Okay, doing it right now.
Also sie-note about the new modifications to the config file handling:
This means that all our custom config parameters for next-i18next are also fed to the next.i18n configuration:

next-i18next.config.js

module.exports = {
  i18n: {
    locales: availableLanguages,
    defaultLocale: "fr-FR",
    localePath: path.resolve("some/path/to/locales"),
    localeStructure: "{{lng}}",
    nsSeparator: ":::",
    keySeparator: "::",
    postProcess: "sprintf",
    use: [sprintf],
    ns: "common",
  },
};

next.config.js

const { i18n } = require('./next-i18next.config')

module.exports = {
  i18n, // This includes also next-i18next custom parameters
}

In this case, should we use this instead ?

const { i18n } = require('./next-i18next.config')

module.exports = {
  i18n: {
      defaultLocale: i18n.defaultLocale,
      locales: i18n.locales,
  },
}

I feel like it's worth mentioning somewhere

@LeonardDrs No that's incorrect, and definitely a miscommunication on my part. Your setup would look like:

next-i18next.config.js

module.exports = {
  i18n: {
    locales: availableLanguages,
    defaultLocale: "fr-FR",
  },
  localePath: path.resolve("some/path/to/locales"),
  localeStructure: "{{lng}}",
  nsSeparator: ":::",
  keySeparator: "::",
  postProcess: "sprintf",
  use: [sprintf],
  ns: "common",
};

As in, the i18n nested object _only_ contains NextJs specific configuration. We actually destructure it out internally anyways. This is all just to provide an easier way of reusing config for users.

Moreover, I'm fairly sure NextJs will throw if you pass unknown config options into it.

Worth mentioning, you no longer need static/ folder but instead use public/locales/. Was stuck on this for 20 minutes when upgrading from beta.6 to beta.8 lol.

@janhesters Great point, and sorry for catching you on that.

Open request: would anyone be willing to write a migration guide, once we've finalised the API? I think it would be more helpful if this came from an actual user, with an actual project.

Hi all, I believe [email protected] is just about ready to go: #595.

If anyone has a free moment, would you mind reviewing the new README? I am expecting to receive a number of issues immediately following release, and that's fine with a major version like this, but I would like to at least get the documentation correct from the start.
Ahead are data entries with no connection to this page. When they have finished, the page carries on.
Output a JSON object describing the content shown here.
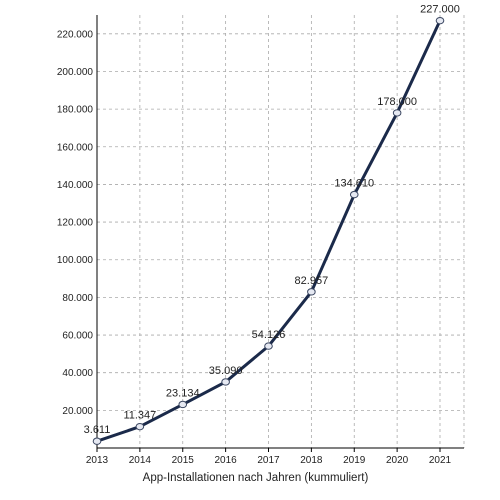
{
  "chart_data": {
    "type": "line",
    "title": "",
    "xlabel": "App-Installationen nach Jahren (kummuliert)",
    "ylabel": "",
    "x": [
      "2013",
      "2014",
      "2015",
      "2016",
      "2017",
      "2018",
      "2019",
      "2020",
      "2021"
    ],
    "series": [
      {
        "values": [
          3611,
          11347,
          23134,
          35090,
          54126,
          82957,
          134610,
          178000,
          227000
        ],
        "labels": [
          "3.611",
          "11.347",
          "23.134",
          "35.090",
          "54.126",
          "82.957",
          "134.610",
          "178.000",
          "227.000"
        ],
        "color": "#1b2a4a"
      }
    ],
    "ylim": [
      0,
      230000
    ],
    "yticks": [
      20000,
      40000,
      60000,
      80000,
      100000,
      120000,
      140000,
      160000,
      180000,
      200000,
      220000
    ],
    "ytick_labels": [
      "20.000",
      "40.000",
      "60.000",
      "80.000",
      "100.000",
      "120.000",
      "140.000",
      "160.000",
      "180.000",
      "200.000",
      "220.000"
    ],
    "grid": true,
    "legend": "none",
    "colors": {
      "line": "#1b2a4a",
      "marker_fill": "#e6e9f2",
      "grid": "#aaaaaa",
      "axis": "#000000"
    }
  }
}
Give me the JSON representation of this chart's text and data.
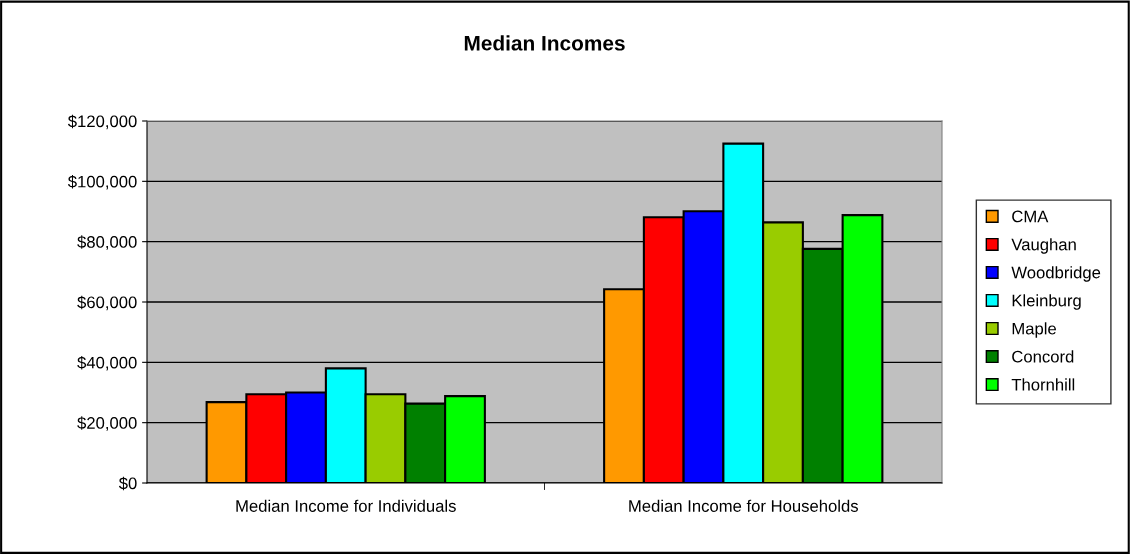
{
  "chart_data": {
    "type": "bar",
    "title": "Median Incomes",
    "categories": [
      "Median Income for Individuals",
      "Median Income for Households"
    ],
    "series": [
      {
        "name": "CMA",
        "color": "#ff9900",
        "values": [
          26800,
          64200
        ]
      },
      {
        "name": "Vaughan",
        "color": "#ff0000",
        "values": [
          29400,
          88100
        ]
      },
      {
        "name": "Woodbridge",
        "color": "#0000ff",
        "values": [
          30000,
          90100
        ]
      },
      {
        "name": "Kleinburg",
        "color": "#00ffff",
        "values": [
          38000,
          112500
        ]
      },
      {
        "name": "Maple",
        "color": "#99cc00",
        "values": [
          29400,
          86400
        ]
      },
      {
        "name": "Concord",
        "color": "#008000",
        "values": [
          26300,
          77600
        ]
      },
      {
        "name": "Thornhill",
        "color": "#00ff00",
        "values": [
          28800,
          88800
        ]
      }
    ],
    "ylim": [
      0,
      120000
    ],
    "yticks": [
      {
        "value": 0,
        "label": "$0"
      },
      {
        "value": 20000,
        "label": "$20,000"
      },
      {
        "value": 40000,
        "label": "$40,000"
      },
      {
        "value": 60000,
        "label": "$60,000"
      },
      {
        "value": 80000,
        "label": "$80,000"
      },
      {
        "value": 100000,
        "label": "$100,000"
      },
      {
        "value": 120000,
        "label": "$120,000"
      }
    ],
    "grid": "y",
    "legend": "right"
  }
}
Thank you for your time @isaachinman! Very excited for the 8.0.0 release. Heads up: We didn't get to it yet, but we'll migrate one of our biggest clients to from version 7 to built-in Next.js locale routing + version 8 in the upcoming two weeks. I'll take the time to closely review the new documentation and provide issues and pull requests for any things we'll find out along the way.

Thank you and all of the other contributors very much for the plugin and taking the time to support Next.js version 10!

I find the README good.
There is a paragraph present twice, the one about `useTranslation hook:

You can use NextI18Next.useTranslation hook too! See in react-i18next docs

     // This is our initialised `NextI18Next` instance
     import { useTranslation } from '../i18n'

     ....

There are three functions that next-i18next exports, which you will need to use to translate your project:

If we still want to preserve this part, we should edit the from '../i18n' taken from the example to from 'next-i18next'

Good catch @LeonardDrs – I think that was a result of the merge from master.

I have published [email protected] to npm, and moved next-i18next.com to Vercel.

Thanks everyone!

I'm still not able to get it work with next export with the setup instructed.